Edit: for the lazy. Below is the code:
#!/usr/bin/python

import psyco
psyco.full()

import sys

def build_dict(words):
    d = {}
    for word in words:
        cur_dict = d
        for l in word:
            if l not in cur_dict:
                cur_dict[l] = {}
            cur_dict = cur_dict[l]
        cur_dict['word'] = word
    return d

def word_in_dict(word, dict):
    if len(word) == 0:
        if 'word' in dict:
            return 1
        return 0
    if word[0] != '(':
        if word[0] not in dict:
            return 0
        d = dict[word[0]]
        word = word[1:]
        return word_in_dict(word, d)
    last = word.index(')')
    possible = word[1:last]
    num = 0
    w = word[last+1:]
    for p in possible:
        if p in dict:
            d = dict[p]
            num += word_in_dict(w, d)
    return num

def main():
    L, D, N = map(int, raw_input().split())
    words = set()
    for i in range(D):
        words.add(raw_input().strip())
    sys.stderr.write("building\n")
    d = build_dict(words)
    sys.stderr.write("built\n")
    for i in range(1, N+1):
        word = raw_input().strip()
        n = word_in_dict(word, d)
        print "Case #%d: %d" % (i, n)
        sys.stderr.write(str(i) + "\n")

if __name__ == "__main__":
    main()
Edit 2: I notice that my solution is actually quite different from yours(and a bit simpler and shorter in my opinion). So I'll explain what I did.
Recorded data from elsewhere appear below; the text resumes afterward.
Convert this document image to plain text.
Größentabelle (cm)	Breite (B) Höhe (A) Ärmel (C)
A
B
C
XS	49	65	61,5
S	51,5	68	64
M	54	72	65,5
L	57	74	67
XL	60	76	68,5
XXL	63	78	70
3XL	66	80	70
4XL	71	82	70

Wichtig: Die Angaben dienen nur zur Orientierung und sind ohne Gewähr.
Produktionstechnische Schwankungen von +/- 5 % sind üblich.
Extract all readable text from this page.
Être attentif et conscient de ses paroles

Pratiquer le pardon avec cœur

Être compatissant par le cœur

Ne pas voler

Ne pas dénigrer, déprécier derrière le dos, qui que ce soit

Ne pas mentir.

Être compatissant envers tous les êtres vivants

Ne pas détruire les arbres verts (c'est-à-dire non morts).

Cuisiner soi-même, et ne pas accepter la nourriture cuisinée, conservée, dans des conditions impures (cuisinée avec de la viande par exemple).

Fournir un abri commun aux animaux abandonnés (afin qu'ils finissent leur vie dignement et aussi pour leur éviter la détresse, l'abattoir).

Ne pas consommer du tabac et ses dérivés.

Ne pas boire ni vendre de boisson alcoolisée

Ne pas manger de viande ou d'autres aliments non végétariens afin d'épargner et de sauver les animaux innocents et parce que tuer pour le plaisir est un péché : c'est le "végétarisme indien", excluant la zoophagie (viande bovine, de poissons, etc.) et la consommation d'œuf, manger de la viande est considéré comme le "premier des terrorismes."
First, I build a trie with the dictionary words. Then, with each given word, I recurse down the trie, trying all branches when there are multiple possible letters. I then sum the number of words found from each branch and that's the result.
That's an elegant solution, raja. I never would have considered using a trie, but it fits perfectly. I'm going to have to try using tries in different situations now!
from string import maketrans
from re import findall

f = open('A-large-practice.in')
lines = f.readlines()
f.close()

L, D, N = map(int,lines[0].rstrip('\n').split(' '))
words = [i.rstrip('\n') for i in lines[1:D+1]]
patterns = [i.rstrip('\n') for i in lines[D+1:D+N+1]]

all = "".join(i for i in words)

for i, line in enumerate(patterns):
	trans = line.translate(maketrans('()', '[]'))
	print 'Case #%d: %d' % (i, len(findall(trans, all)))
The idea is simple, converting parentheses to square brackets because [abc] => [a|b|c] which means any character from a,b or c. Then, we can apply that regex pattern and find all possibilities.
@m0ei I ran your code and it gave wrong answers.

The first wrong answer is in case #1. The correct answer is 1, yours is 3226. Did you try submitting your output to check for correctness? Maybe I'm simply running it wrong or have a different input file.
m0ei wins!
raja says no!
But the spirit of the solution is elegant.
While I agree that this is by far the most elegant way to do it(just run it through a regexp engine and let it do all the heavy lifting) he should get it to run properly first(give the correct answer) before we can say he wins :P

Edit: I just read the source code properly and the problem is that he's joining all the dict into one big line. So you can have a pattern that matches the end of a word and the start of the next and it will get counted by his algo when it shouldn't be.

Edit 2: Another error is his cases start at Case #0 instead of Case #1.

Below is a corrected version of the solution(I checked its output and it's correct now):

from string import maketrans
from re import match

f = open('A-large-practice.in')
lines = f.readlines()
f.close()

L, D, N = map(int,lines[0].rstrip('\n').split(' '))
words = [i.rstrip('\n') for i in lines[1:D+1]]
patterns = [i.rstrip('\n') for i in lines[D+1:D+N+1]]

for i, line in enumerate(patterns):
	trans = line.translate(maketrans('()', '[]'))
        print 'Case #%d: %d' % (i+1, len(filter(lambda w:match(trans,w) is not None, words)))

PS: This runs 3x slower than the original code(clocks in at 4.8 seconds vs 1.4 for incorrect version). Probably because it runs the regex on every single string from the dict instead of running it once on all of them concatenated into one big string
@raja:
from string import maketrans
from re import findall

f = open('A-large-practice.in')
lines = f.readlines()
f.close()

L, D, N = map(int,lines[0].rstrip('\n').split(' '))
words = [i.rstrip('\n') for i in lines[1:D+1]]
patterns = [i.rstrip('\n') for i in lines[D+1:D+N+1]]

all = " ".join(i for i in words)

for i, line in enumerate(patterns):
    trans = line.translate(maketrans('()', '[]'))
    print 'Case #%d: %d' % (i+1, len(findall(trans, all)))
I didn't pay attention to the missing space between the words, I added it now. The solution works fine now.

Updated.
You could just do " ".join(....) to get a space between the words.
Not sure how I missed it, thanks anyway :)